US 12,450,481 B2
Distributed processing computer and distributed deep learning system
Kenji Tanaka, Tokyo (JP); Yuki Arikawa, Tokyo (JP); Tsuyoshi Ito, Tokyo (JP); Kazuhiko Terada, Tokyo (JP); and Takeshi Sakamoto, Tokyo (JP)
Assigned to NIPPON TELEGRAPH AND TELEPHONE CORPORATION, Tokyo (JP)
Appl. No. 17/777,217
Filed by NTT, Inc., Tokyo (JP)
PCT Filed Dec. 2, 2019, PCT No. PCT/JP2019/046966
§ 371(c)(1), (2) Date May 16, 2022,
PCT Pub. No. WO2021/111490, PCT Pub. Date Jun. 10, 2021.

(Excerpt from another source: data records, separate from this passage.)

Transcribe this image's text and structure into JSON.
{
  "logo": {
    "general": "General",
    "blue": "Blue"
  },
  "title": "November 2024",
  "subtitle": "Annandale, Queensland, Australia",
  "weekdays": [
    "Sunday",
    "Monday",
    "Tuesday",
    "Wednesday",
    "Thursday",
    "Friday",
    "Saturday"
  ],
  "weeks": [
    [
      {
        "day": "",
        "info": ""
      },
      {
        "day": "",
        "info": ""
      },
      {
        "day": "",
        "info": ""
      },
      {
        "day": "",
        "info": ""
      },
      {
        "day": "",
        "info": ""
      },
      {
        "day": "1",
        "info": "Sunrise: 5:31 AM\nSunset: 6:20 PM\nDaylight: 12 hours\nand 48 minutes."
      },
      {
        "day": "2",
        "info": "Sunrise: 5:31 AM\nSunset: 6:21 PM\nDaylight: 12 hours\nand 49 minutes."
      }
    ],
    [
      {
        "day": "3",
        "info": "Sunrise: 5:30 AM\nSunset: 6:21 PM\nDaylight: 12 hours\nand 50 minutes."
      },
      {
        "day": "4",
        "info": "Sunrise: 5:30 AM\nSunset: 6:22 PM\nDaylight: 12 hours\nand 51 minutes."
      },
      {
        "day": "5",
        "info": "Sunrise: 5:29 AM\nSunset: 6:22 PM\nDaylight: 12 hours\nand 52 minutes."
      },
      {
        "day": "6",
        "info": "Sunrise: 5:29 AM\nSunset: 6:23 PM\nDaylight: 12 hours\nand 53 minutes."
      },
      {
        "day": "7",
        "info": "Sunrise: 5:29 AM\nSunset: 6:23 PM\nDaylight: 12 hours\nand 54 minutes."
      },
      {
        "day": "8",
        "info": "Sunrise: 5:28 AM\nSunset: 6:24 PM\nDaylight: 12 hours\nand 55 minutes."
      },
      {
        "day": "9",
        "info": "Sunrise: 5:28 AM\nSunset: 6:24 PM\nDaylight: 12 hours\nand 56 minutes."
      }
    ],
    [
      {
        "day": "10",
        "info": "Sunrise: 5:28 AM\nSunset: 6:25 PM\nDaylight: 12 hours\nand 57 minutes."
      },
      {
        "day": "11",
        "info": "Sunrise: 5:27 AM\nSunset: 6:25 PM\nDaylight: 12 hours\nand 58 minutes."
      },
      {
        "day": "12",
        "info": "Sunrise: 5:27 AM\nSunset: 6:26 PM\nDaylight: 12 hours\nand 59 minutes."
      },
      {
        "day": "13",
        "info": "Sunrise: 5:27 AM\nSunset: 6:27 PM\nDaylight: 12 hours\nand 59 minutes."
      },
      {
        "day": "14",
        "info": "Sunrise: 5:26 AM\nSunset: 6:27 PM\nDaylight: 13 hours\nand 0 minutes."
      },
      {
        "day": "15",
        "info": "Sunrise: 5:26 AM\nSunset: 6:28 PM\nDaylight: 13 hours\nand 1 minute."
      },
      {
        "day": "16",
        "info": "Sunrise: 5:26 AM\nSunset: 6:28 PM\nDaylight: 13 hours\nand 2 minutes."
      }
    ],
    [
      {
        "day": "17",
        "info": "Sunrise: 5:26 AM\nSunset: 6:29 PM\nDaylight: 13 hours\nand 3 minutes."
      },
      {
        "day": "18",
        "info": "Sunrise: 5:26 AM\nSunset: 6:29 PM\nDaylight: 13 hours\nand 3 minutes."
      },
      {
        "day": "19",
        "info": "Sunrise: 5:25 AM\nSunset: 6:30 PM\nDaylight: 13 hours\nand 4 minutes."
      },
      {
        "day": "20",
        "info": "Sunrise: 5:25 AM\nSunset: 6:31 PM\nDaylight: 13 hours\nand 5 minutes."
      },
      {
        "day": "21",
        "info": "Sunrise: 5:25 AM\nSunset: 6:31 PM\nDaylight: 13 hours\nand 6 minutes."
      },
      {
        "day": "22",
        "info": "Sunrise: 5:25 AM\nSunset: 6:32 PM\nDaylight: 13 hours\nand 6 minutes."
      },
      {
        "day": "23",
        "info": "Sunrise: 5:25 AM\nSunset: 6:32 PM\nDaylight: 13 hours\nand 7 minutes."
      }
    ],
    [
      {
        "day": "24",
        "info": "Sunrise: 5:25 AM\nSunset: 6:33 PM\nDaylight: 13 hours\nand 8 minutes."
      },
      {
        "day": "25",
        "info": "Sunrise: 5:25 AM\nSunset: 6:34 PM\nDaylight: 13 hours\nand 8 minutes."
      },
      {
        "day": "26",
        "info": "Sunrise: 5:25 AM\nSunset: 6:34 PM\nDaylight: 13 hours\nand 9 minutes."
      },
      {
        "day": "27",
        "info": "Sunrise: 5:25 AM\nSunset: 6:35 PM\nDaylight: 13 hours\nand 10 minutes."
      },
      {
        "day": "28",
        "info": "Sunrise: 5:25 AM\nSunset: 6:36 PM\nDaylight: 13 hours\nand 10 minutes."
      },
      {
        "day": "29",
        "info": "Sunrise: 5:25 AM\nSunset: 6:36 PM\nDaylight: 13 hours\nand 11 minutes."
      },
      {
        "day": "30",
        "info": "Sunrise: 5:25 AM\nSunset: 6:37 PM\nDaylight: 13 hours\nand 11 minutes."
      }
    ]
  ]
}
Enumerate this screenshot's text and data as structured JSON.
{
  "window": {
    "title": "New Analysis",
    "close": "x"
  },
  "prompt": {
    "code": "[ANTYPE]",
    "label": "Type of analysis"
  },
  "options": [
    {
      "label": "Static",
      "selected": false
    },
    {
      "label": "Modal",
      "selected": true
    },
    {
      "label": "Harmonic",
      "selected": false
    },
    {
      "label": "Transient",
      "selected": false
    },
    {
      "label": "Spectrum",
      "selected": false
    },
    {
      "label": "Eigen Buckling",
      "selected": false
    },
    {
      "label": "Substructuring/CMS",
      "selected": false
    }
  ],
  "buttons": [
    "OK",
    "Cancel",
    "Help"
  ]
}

Prior Publication US 2022/0391701 A1, Dec. 8, 2022
Int. Cl. G06N 3/08 (2023.01)
CPC G06N 3/08 (2013.01) 12 Claims
OG exemplary drawing
 
1. A computer for distributed processing, comprising:
a plurality of accelerators having a part of a neural network assigned to each thereof, each of the plurality of accelerators being configured to derive a learning result based on input data and update each parameter value included in the part of the neural network by using the learning result;
a plurality of network interface circuits, each being configured to transmit and receive information on learning including the learning result; and
an arithmetic processing unit configured to control the plurality of accelerators and the plurality of network interface circuits so as to cause each of the plurality of accelerators to derive a learning result based on input data and so as to cause the plurality of network interface circuits to transmit and receive, in parallel, information on learning including the learning result derived by each of the plurality of accelerators, wherein
the plurality of accelerators perform, in pipelines, feed forward processing and back propagation processing, for a mini batch including a plurality of pieces of input data, based on each of the plurality of pieces of input data, thereby deriving a plurality of learning results based on each of the plurality of pieces of input data; and
the plurality of network interface circuits sequentially transmit and receive information on learning with the back propagation processing overlapped each time the plurality of accelerators derive the plurality of learning results based on the plurality of pieces of input data included in the mini batch, the information on learning including the learning results.